DNSAudit is a comprehensive DNS provider audit tool designed to test how different DNS providers resolve domains. Inspired by Tom Lawrence's 2023 Best DNS for Secure Browsing video and code and combined with previous private efforts from myself, this script focuses on the indicators of various DNS providers when encountering potentially harmful or compromised domains.
- Fetches a list of compromised domains for testing from Zonefiles.io.
- Filters for
.comand.netdomains. - Tests domain resolution across various DNS providers.

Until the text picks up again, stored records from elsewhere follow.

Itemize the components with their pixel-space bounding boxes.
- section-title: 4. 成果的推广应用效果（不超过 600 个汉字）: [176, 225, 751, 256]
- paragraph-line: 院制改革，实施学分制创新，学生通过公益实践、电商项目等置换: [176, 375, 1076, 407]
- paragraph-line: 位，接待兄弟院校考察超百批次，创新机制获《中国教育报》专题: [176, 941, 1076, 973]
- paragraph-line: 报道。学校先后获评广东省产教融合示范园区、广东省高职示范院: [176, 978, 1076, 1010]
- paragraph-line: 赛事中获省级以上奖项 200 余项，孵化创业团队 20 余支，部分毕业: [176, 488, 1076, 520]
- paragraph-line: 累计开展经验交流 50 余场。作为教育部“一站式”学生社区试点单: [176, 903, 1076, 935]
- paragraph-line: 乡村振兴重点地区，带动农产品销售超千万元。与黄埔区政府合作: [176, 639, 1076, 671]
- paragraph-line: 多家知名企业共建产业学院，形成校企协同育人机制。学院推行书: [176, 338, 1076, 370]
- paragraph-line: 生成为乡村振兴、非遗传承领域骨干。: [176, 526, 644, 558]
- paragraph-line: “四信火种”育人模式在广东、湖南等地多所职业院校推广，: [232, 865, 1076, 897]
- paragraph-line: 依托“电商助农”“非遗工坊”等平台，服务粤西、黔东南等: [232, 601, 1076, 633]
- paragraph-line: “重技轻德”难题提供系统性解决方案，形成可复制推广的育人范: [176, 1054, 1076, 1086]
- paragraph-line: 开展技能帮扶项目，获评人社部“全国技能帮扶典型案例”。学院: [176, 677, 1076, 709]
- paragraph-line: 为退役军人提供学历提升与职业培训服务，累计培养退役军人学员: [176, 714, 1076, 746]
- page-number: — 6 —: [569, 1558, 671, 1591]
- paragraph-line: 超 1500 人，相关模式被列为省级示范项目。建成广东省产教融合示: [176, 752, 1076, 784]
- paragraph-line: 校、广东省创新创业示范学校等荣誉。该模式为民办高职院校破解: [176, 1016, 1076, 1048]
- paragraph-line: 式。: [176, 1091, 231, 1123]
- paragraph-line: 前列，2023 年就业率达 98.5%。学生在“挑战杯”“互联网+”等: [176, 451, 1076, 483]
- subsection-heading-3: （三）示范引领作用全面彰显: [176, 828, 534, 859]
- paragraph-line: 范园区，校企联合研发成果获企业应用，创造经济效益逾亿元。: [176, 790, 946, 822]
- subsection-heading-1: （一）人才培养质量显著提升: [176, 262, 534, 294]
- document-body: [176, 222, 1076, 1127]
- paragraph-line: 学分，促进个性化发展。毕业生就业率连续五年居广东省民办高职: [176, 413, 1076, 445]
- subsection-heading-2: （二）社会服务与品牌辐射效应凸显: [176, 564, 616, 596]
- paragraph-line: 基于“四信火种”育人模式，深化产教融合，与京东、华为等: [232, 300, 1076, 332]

- Provides real-time, visually engaging feedback in the terminal.
- Outputs results to CSV files for further analysis.
This script is meant to test network deployments only and will not work on roaming agents.
- Clone the repository:
git clone https://github.com/mikeydiamonds/DNSAudit.git - Navigate to the directory:
cd DNSAudit.sh - Make the script executable:
chmod +x DNSAudit.sh - Run the script:
./DNSAudit.sh
Pull requests are welcome. For major changes, please open an issue first to discuss what you would like to change.
This code and its contents are solely my own work in combination with code provided by Tom Lawrence and do not reflect the views, strategies, or opinions of my employer or any other entity. Use this script at your own discretion and responsibility.